Capture d'écran du site Ecosia.

« À l'ère de la crise climatique, il y a ce que l'on appelle les "grands changements" et les "petits changements", justifie-t-il. Les petits changements sont importants : opter pour un fournisseur d'énergie verte, manger moins de viande et réduire son empreinte carbone représentent un impact non négligeable pour l'environnement. Mais nous ne parviendrons pas à faire bouger les choses tant que de grands changements dans les politiques gouvernementales, les entreprises et la société en général n'auront pas été opérés. »

Convergence des luttes ?

Chez les organisateurs des manifestations françaises prévues ce week-end, on se réjouit naturellement de cette implication nouvelle du secteur numérique. « Il y a une mobilisation sans précédent de certains secteurs de la société, réagit Clémence Dubois, porte-parole de l'ONG  350.org qui pilote la coalition appelant aux grèves du 20 septembre partout dans le monde. Dans le cas d'Amazon, par exemple, on voit comment des activités a priori en ligne peuvent avoir des conséquences "in real life", comme on dit. Pour le numérique comme pour tous les autres secteurs, il faut que la fin du status quo se matérialise. »

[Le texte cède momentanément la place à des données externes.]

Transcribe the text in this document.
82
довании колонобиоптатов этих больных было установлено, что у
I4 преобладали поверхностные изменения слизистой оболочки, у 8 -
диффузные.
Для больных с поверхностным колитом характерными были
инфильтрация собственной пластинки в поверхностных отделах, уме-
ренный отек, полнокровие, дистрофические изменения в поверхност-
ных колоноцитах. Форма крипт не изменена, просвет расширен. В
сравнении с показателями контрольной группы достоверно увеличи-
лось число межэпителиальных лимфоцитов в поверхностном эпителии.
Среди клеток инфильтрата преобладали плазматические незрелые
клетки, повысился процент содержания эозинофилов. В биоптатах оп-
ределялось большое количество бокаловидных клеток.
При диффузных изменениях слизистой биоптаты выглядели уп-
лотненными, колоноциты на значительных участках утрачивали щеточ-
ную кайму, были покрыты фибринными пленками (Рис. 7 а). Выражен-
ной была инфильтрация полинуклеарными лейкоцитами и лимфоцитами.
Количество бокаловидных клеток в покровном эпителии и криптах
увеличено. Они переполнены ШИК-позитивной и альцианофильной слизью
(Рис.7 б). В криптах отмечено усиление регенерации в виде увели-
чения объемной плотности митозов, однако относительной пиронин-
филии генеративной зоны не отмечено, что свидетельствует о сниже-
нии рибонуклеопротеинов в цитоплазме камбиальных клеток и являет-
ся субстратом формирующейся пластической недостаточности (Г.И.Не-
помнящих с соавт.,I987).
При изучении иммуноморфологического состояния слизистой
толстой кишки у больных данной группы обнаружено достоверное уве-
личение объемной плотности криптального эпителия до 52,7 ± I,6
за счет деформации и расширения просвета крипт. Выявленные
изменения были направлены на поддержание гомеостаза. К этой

Reste que dans le cas de la France, les salariés d'Amazon, justement, sont principalement impliqués dans le secteur de la  logistique, pas du numérique. Et se mobilisent traditionnellement par l'intermédiaire de syndicats... qui n'ont pas nécessairement tous appelés à rejoindre les grèves pour le climat du 20 septembre. Parmi les  signataires de l'appel général à rejoindre le mouvement,  Solidaires figure ainsi comme la seule organisation syndicale nationale. Nul doute que la question de la  convergence des luttes reviendra à nouveau sur le tapis dans les prochaines semaines.